Compare his departure to that of Dominic Knowles - equally as talented a footballer but perennially injured - and the reaction from supporters is markedly different.

And understandably so. He leaves a big hole and one that Town will need to fill quickly, ideally in the next seven days.

It’s clear to me that Howe’s exit is not one that Simon Weaver will have envisaged given the comments he made when discussing Kelvin Langmead’s transfer to Brackley last month.

Langmead was allowed to find pastures new because he was behind fellow central defenders Howe, Hall and Warren Burrell in the pecking order and was unlikely to get regular game-time.

Yet, things change quickly in football and ultimately Town decided that the offer from Solihull for Howe, which apparently increased time and again over the course of the close season, was too good to turn down.

There is the argument that football is a business and every player has his price, however, what you really have to take into consideration are the perils of trying to keep someone at your club if he doesn’t really want to be there.

At this stage I should state clearly that I do not know that Howe wanted to leave, however he was offered a three-year contract at Solihull, quite a thing in non-league football, so who could really blame him if he was tempted?

Assuming that he did decide that he would rather move to the Midlands than remain in Harrogate then what were Town to do?

Re-wind to February 2018 and the club knocked back a bid from Barnet, then of League Two, for Simon Ainge.

The defender-turned-goal-machine clearly had his head turned by the interest from above and was never the same player afterwards, eventually leaving for Wrexham on loan before the end of the season, his form having tailed off and resulted in him losing his place in the team.

Solihull are not, of course, in a higher division than Town, yet they are just as ambitious and Howe has already spoken of his intention to help his new club into the Football League.

I have not yet managed to ascertain whether Simon Weaver was in a position to try and ward off Solihull's interest by matching their offer to Howe, however the club have a budget and a wage structure and have always spoken in the past about the importance of sticking to both.

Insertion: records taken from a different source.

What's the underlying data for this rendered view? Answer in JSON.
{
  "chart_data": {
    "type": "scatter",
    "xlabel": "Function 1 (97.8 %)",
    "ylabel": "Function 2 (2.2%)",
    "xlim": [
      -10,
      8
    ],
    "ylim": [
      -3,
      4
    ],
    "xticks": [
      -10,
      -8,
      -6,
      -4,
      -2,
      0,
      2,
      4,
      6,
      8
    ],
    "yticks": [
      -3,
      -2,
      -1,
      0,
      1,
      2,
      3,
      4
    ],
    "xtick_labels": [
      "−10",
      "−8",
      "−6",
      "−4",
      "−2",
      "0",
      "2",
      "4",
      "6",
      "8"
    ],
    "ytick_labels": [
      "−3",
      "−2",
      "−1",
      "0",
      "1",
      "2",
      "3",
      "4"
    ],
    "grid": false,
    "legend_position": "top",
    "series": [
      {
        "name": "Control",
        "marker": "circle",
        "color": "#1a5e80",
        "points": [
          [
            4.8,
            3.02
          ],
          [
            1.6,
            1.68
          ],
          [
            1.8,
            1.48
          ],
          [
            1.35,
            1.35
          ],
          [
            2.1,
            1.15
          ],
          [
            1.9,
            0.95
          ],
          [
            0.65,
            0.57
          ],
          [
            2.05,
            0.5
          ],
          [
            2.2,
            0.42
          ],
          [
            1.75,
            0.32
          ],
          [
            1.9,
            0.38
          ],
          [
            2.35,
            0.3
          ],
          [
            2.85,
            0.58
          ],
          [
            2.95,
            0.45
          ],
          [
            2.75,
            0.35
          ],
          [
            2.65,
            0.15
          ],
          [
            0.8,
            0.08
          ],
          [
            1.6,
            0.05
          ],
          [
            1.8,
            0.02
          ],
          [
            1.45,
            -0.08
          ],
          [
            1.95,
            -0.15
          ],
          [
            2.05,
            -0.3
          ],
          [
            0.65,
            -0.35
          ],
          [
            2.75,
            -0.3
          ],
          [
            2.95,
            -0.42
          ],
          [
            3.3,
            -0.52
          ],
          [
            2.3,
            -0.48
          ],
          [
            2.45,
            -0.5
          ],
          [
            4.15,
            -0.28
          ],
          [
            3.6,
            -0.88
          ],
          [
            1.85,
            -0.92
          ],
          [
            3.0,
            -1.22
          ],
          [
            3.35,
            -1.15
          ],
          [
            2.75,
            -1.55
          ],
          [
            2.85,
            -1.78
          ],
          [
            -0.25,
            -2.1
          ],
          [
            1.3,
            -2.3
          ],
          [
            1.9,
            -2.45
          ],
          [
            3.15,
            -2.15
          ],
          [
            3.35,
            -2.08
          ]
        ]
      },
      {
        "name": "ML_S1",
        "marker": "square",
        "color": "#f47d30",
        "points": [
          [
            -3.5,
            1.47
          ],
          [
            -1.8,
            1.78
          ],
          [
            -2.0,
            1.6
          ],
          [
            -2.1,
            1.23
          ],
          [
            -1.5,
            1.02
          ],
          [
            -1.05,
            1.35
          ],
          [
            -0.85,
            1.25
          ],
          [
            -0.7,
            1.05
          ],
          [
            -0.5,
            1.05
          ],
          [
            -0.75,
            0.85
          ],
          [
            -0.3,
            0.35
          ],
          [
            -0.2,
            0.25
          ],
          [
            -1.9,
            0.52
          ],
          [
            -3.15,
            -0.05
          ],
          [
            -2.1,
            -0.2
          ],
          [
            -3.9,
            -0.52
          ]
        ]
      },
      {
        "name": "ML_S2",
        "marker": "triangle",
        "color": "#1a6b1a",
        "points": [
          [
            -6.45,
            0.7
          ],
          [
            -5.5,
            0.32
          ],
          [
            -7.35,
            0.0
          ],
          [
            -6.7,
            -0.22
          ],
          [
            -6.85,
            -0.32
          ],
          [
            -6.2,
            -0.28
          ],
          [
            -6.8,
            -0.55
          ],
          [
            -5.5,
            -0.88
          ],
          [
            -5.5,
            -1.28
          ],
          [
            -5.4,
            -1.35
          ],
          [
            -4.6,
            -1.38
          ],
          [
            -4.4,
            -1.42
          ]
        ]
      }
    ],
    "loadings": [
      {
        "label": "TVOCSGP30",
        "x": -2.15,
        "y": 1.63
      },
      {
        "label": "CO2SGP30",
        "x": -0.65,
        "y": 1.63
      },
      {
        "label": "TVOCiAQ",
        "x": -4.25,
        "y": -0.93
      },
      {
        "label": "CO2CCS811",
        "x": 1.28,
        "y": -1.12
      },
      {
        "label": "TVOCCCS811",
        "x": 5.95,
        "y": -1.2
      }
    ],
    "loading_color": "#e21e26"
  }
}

The former Lincoln City stopper moving on is not a positive development. The timing, on the eve of the new season, just makes things worse.

Had anybody asked me my view 24 hours earlier, I would have said that Town had a small but well-balanced squad capable of challenging for the play-offs once again.

And while one player doesn’t make a team, Howe was among a group of three or four players who I personally would have classed as near-enough indispensable at this moment in time.

For me, his departure puts a dampener on what has been a pretty positive summer as far as I am concerned.

I was worried a week ago when I noticed trialist Josh Heaton wearing Howe’s number five shirt in the friendly against Farsley Celtic, and, as it turns out, with good reason.

Whether Heaton, recently released by St Mirren, is the man to fill Howe’s shoes remains to be seen, but I certainly believe that Town will need to find a replacement of similar stature to the player they have lost if much of the good work they’ve done in terms of their close-season recruitment is not be undone.